Some of the ballots are damaged; some are unreadable. They will be counted at the Board of Election's meeting Thursday. Official results should be released Friday.
Tuesday night, Coble said, "I'm really excited. I'm very grateful that we've come this far, and we've done it together, and a lot of people helped, and I'm very appreciative of that."
Fanjul's speech to her supporters was slightly different. "As far as we know, right this minute, we're not going to know for another maybe 12 to 24 hours," she said.
"It gives us a moment not to be a winner or a loser, but a moment to say thank you and a moment to congratulate everybody for moving these really critical issues forward for the city," Fanjul said.
By choosing council member Glen Lang as their next mayor,Cary residents sent a clear message: slow growth. Lang reiterated the call for careful development Tuesday night.
"I'll put a call in to the Chamber of Commerce. I'll put a call in to the leaders of the development community. I'll get some of the homebuilders' association people on the line," Lang said. "We've got to sit down and figure out how we're going to build more schools, how we're going to build more roads, and how we're going to build more parks, so we can keep a reasonable growth rate going forward."
Lang had company in his quest to slow growth. Two of the three people on his "slow growth" council ticket were also elected.
The "slow growth" faction of the Cary Town Council has four seats already, and Lang will play a key role in filling the council seat he vacates to take over as mayor. It is possible that five of the seven council seats will be held by members who support slow growth.
Lang received 9,096 votes, while his closest opponent, Mary Kamm, received 7,054 votes.
Kamm said this first swing into local politics probably won't be her last. "I'm very, very proud of the race we ran and the support of this community," she said. "It's my volunteers who make me very, very humbled by their support and everything they did. We came from nowhere to really being a horserace."
It was not the race incumbent Durham Mayor Nick Tennyson expected. Tennyson won re-election with about 62 percent of the vote, compared to challenger Floyd McKissick's 38 percent. Both candidates thought the margin of victory would be smaller.
"We continue to make progress on crime and public safety," Tennyson said. "I think the region's going to be amazed at what's going to be happening in downtown Durham."
McKissick accepted the loss with grace. "I'm disappointed, but at the same time I knew it would be an uphill battle. I was running against an incumbent who was extremely well-financed, when you're an African-American candidate it's always going to be doubly difficult."
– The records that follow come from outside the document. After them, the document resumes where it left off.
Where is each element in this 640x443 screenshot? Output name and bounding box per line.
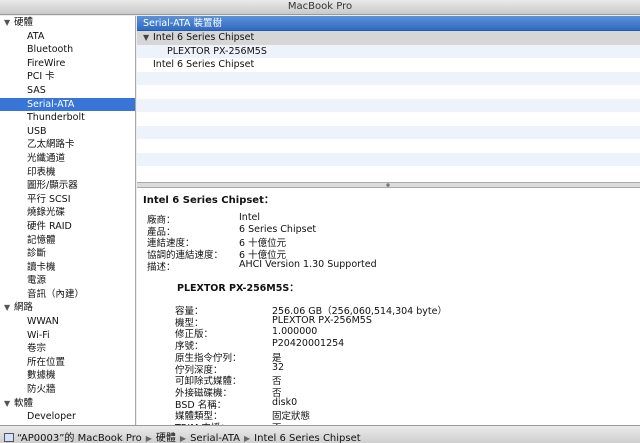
- device-tree-row[interactable]: PLEXTOR PX-256M5S: [137, 44, 640, 58]
- property-row: 廠商： Intel: [147, 212, 479, 226]
- device-tree-pane: Serial-ATA 裝置樹 ▼ Intel 6 Series Chipset PL…: [137, 16, 640, 182]
- sidebar[interactable]: ▼ 硬體 ATA Bluetooth FireWire PCI 卡 SAS Serial-AT…: [0, 16, 136, 425]
- title-bar[interactable]: MacBook Pro: [0, 0, 640, 15]
- disclosure-triangle-icon[interactable]: ▼: [143, 31, 153, 45]
- device-tree-empty-row: [137, 125, 640, 139]
- path-bar: “AP0003”的 MacBook Pro ▶ 硬體 ▶ Serial-ATA ▶ Inte…: [0, 425, 640, 443]
- sidebar-group-label: 硬體: [14, 17, 34, 28]
- property-row: 原生指令佇列：是: [175, 350, 512, 364]
- property-row: 修正版： 1.000000: [175, 326, 512, 340]
- chevron-right-icon: ▶: [145, 434, 152, 443]
- sidebar-item[interactable]: Wi-Fi: [0, 329, 135, 343]
- breadcrumb-item[interactable]: “AP0003”的 MacBook Pro: [17, 429, 142, 443]
- sidebar-group-label: 網路: [14, 302, 34, 314]
- sidebar-item[interactable]: FireWire: [0, 57, 135, 71]
- detail-pane: Intel 6 Series Chipset： PLEXTOR PX-256M5…: [137, 188, 640, 425]
- device-tree-label: Intel 6 Series Chipset: [153, 32, 255, 43]
- breadcrumb-item[interactable]: Serial-ATA: [190, 433, 240, 443]
- sidebar-item[interactable]: 硬件 RAID: [0, 220, 135, 234]
- sidebar-item[interactable]: SAS: [0, 84, 135, 98]
- property-row: 媒體類型： 固定狀態: [175, 408, 512, 422]
- sidebar-item[interactable]: 防火牆: [0, 383, 135, 397]
- property-row: 可卸除式媒體：否: [175, 373, 512, 387]
- sidebar-item[interactable]: 診斷: [0, 247, 135, 261]
- sidebar-group-label: 軟體: [14, 397, 34, 409]
- sidebar-item[interactable]: Thunderbolt: [0, 111, 135, 125]
- device-tree-empty-row: [137, 152, 640, 166]
- property-row: BSD 名稱： disk0: [175, 396, 512, 411]
- property-value: AHCI Version 1.30 Supported: [239, 258, 377, 270]
- device-tree-empty-row: [137, 139, 640, 153]
- property-row: 序號： P20420001254: [175, 338, 512, 352]
- property-row: 佇列深度： 32: [175, 361, 512, 376]
- property-row: 描述： AHCI Version 1.30 Supported: [147, 258, 479, 273]
- property-row: 協調的連結速度： 6 十億位元: [147, 247, 479, 261]
- sidebar-item[interactable]: PCI 卡: [0, 70, 135, 84]
- device-tree-label: PLEXTOR PX-256M5S: [167, 45, 267, 57]
- property-value: 32: [272, 361, 285, 373]
- device-tree-empty-row: [137, 112, 640, 126]
- system-profiler-window: MacBook Pro ▼ 硬體 ATA Bluetooth FireWire PCI 卡…: [0, 0, 640, 443]
- sidebar-item[interactable]: 平行 SCSI: [0, 193, 135, 207]
- disclosure-triangle-icon[interactable]: ▼: [4, 16, 14, 30]
- property-row: 容量： 256.06 GB（256,060,514,304 byte）: [175, 303, 512, 317]
- chevron-right-icon: ▶: [244, 434, 251, 443]
- disclosure-triangle-icon[interactable]: ▼: [4, 301, 14, 315]
- device-tree-header[interactable]: Serial-ATA 裝置樹: [137, 16, 640, 31]
- property-row: 機型： PLEXTOR PX-256M5S: [175, 314, 512, 329]
- device-tree-rows: ▼ Intel 6 Series Chipset PLEXTOR PX-256M5S…: [137, 31, 640, 180]
- breadcrumb-item[interactable]: 硬體: [156, 429, 176, 443]
- property-value: PLEXTOR PX-256M5S: [272, 314, 372, 326]
- window-title: MacBook Pro: [287, 1, 353, 12]
- sidebar-item[interactable]: 圖形/顯示器: [0, 179, 135, 193]
- device-tree-row[interactable]: ▼ Intel 6 Series Chipset: [137, 31, 640, 45]
- sidebar-item[interactable]: 印表機: [0, 166, 135, 180]
- sidebar-item[interactable]: WWAN: [0, 315, 135, 329]
- device-tree-row[interactable]: Intel 6 Series Chipset: [137, 58, 640, 72]
- sidebar-item[interactable]: 數據機: [0, 369, 135, 383]
- disclosure-triangle-icon[interactable]: ▼: [4, 397, 14, 411]
- detail-heading: Intel 6 Series Chipset：: [143, 195, 274, 206]
- property-key: 描述：: [147, 261, 176, 273]
- device-tree-empty-row: [137, 166, 640, 180]
- sidebar-item[interactable]: 電源: [0, 274, 135, 288]
- property-row: 連結速度： 6 十億位元: [147, 235, 479, 249]
- sidebar-item[interactable]: 燒錄光碟: [0, 206, 135, 220]
- device-tree-empty-row: [137, 85, 640, 99]
- sidebar-group[interactable]: ▼ 軟體: [0, 397, 135, 411]
- device-tree-empty-row: [137, 98, 640, 112]
- sidebar-item[interactable]: 乙太網路卡: [0, 138, 135, 152]
- sidebar-group[interactable]: ▼ 硬體: [0, 16, 135, 30]
- device-tree-label: Intel 6 Series Chipset: [153, 59, 255, 70]
- chevron-right-icon: ▶: [179, 434, 187, 443]
- property-value: 1.000000: [272, 326, 318, 338]
- sidebar-item[interactable]: Developer: [0, 410, 135, 424]
- property-row: 外接磁碟機：否: [175, 385, 512, 399]
- breadcrumb-item[interactable]: Intel 6 Series Chipset: [254, 433, 361, 443]
- computer-icon: [4, 433, 14, 442]
- sidebar-item[interactable]: Serial-ATA: [0, 97, 135, 112]
- sidebar-item[interactable]: USB: [0, 125, 135, 139]
- device-heading: PLEXTOR PX-256M5S：: [177, 283, 299, 294]
- property-value: disk0: [272, 396, 298, 408]
- sidebar-item[interactable]: 音訊（內建）: [0, 288, 135, 302]
- device-tree-empty-row: [137, 71, 640, 85]
- sidebar-item[interactable]: Bluetooth: [0, 43, 135, 57]
- sidebar-item[interactable]: 讀卡機: [0, 261, 135, 275]
- sidebar-item[interactable]: 所在位置: [0, 356, 135, 370]
- property-value: Intel: [239, 212, 261, 223]
- property-value: P20420001254: [272, 338, 345, 350]
- sidebar-item[interactable]: ATA: [0, 30, 135, 44]
- property-value: 6 Series Chipset: [239, 223, 317, 235]
- property-row: 產品： 6 Series Chipset: [147, 223, 479, 238]
- sidebar-item[interactable]: 記憶體: [0, 234, 135, 248]
- breadcrumb: “AP0003”的 MacBook Pro ▶ 硬體 ▶ Serial-ATA ▶ Inte…: [4, 429, 365, 443]
- sidebar-item[interactable]: 卷宗: [0, 342, 135, 356]
- sidebar-item[interactable]: 光纖通道: [0, 152, 135, 166]
- sidebar-group[interactable]: ▼ 網路: [0, 301, 135, 315]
McKissick will still be a part of Durham's public life. He has two years left to serve on his current city council term.
In Fayetteville, Mayor J.L. Dawkins was re-elected by a wide margin, winning all 34 precincts. Only 20 percent of residents voted for challenger Edna Pickett, who ran a very low-key campaign.
The victory clearly meant a lot to Dawkins. "After seven times as mayor, for people to give me this kind of a margin is really a humbling experience," Dawkins said. "I think it says I've got to work even harder."
Dawkins sayshis fight against bone cancerhas made the victory even sweeter.
As a result of the victory, Dawkins will be Fayetteville's mayor for 14 consecutive years.
Dawkins says he has not ruled out running for an eighth term.